One more problem:  The FamilySearch Standard Finder seems to require "United States" rather than "USA" for the country name (and some say that "USA" is a standard abbreviation for the Union of South Africa).  I experimented with using an Edit == Find and Replace and that worked, but when I looked at the Places list, the geocodes disappeared!  The places were no longer "Standard" in Family Tree Maker 2011.  Why doesn't FTM 2011 use "United States" rather than "USA?"  Perhaps because it uses Microsoft's Bing Maps?

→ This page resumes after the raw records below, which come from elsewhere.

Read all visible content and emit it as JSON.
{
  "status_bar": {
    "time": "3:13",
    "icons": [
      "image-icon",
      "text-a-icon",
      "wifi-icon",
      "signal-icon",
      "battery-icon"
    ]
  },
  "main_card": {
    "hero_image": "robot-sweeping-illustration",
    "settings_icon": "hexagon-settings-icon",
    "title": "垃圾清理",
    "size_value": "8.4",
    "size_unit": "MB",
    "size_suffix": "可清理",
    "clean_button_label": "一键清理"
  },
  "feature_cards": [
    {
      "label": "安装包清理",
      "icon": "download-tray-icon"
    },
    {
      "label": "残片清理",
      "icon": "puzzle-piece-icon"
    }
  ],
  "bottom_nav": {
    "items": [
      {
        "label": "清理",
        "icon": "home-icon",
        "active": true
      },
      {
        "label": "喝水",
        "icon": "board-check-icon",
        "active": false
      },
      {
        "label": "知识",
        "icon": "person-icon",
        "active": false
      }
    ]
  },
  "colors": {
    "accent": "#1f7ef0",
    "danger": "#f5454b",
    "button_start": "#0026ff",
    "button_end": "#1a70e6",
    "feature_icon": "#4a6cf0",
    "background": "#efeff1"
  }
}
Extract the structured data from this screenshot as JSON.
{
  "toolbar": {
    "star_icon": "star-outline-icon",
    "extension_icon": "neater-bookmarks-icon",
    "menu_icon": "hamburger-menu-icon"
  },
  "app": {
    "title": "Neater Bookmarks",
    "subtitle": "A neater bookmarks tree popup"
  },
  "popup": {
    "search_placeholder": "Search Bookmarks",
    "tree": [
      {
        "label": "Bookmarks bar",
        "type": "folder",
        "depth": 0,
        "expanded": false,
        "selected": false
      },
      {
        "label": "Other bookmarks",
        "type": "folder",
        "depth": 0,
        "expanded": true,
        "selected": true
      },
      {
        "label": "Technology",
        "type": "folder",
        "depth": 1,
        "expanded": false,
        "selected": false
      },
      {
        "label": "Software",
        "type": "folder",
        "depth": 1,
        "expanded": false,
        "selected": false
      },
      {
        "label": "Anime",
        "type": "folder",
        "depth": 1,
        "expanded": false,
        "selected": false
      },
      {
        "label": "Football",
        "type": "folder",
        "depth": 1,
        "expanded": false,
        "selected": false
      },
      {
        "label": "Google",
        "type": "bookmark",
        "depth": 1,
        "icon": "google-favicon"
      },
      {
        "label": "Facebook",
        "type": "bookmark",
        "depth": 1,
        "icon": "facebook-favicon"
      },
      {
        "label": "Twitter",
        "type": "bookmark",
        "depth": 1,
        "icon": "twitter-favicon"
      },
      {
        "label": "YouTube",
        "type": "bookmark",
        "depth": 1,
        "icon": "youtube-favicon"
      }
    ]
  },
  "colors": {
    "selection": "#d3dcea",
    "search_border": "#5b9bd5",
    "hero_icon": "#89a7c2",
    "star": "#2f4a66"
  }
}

The bottom line is that I now have an ancestral database with standardized and geocoded place names (with exceptions).  That is a big step, I think, in being able to add content to the FamilySearch FamilyTree when it becomes available to non-LDS church members.  What else do I need to do to ensure that the data will be accepted in the FSFT?

Disclosure:  I received a gratis copy of Family Tree Maker 2011 from  I purchased previous versions of family Tree Maker myself, but also received gratis copies of some versions from (which I donated to a local genealogical society).  I try very hard to be objective in my comments about Family Tree Maker software.


Cousin Russ said...


Great article.

In Family Tree Maker Version 2011 you have the option to Include the Display and use of USA or any other county, or using your 'default' county. Its in the Tools, Option menu.

I don't know for sure, WHY USA vs United States, but my guess is what the Web Search does with

I have been successful in using Family Search as one of my Favoriate Web Search Sites, and use the Web Clip feature in Family Tree Maker to pick up the Facts that are from Family Search.


A rootdigger said...

rather than hunt alot for your email, I am just commenting. today I am informing those I see like this taken by which uses your blot in their address. I tried genea and musing and I did not see yours. I have found at least six or more so far. Do you know anyting about this. It suggests that one use the link text in your blog.
I find this disturbing. I have no domain ownership nor copyrighting. my g email is same as the blog

Celia Lewis said...

Thanks for all the details, Randy.
I'm not sure why United States couldn't be abbreviated US? Makes some of my Places names very very long to have United States after a long town name plus a long county name and finally long state name!

I'm still using my FamilyTreeMaker version 2005 - not entirely sold on the presentation and editing of my tree in version 2011.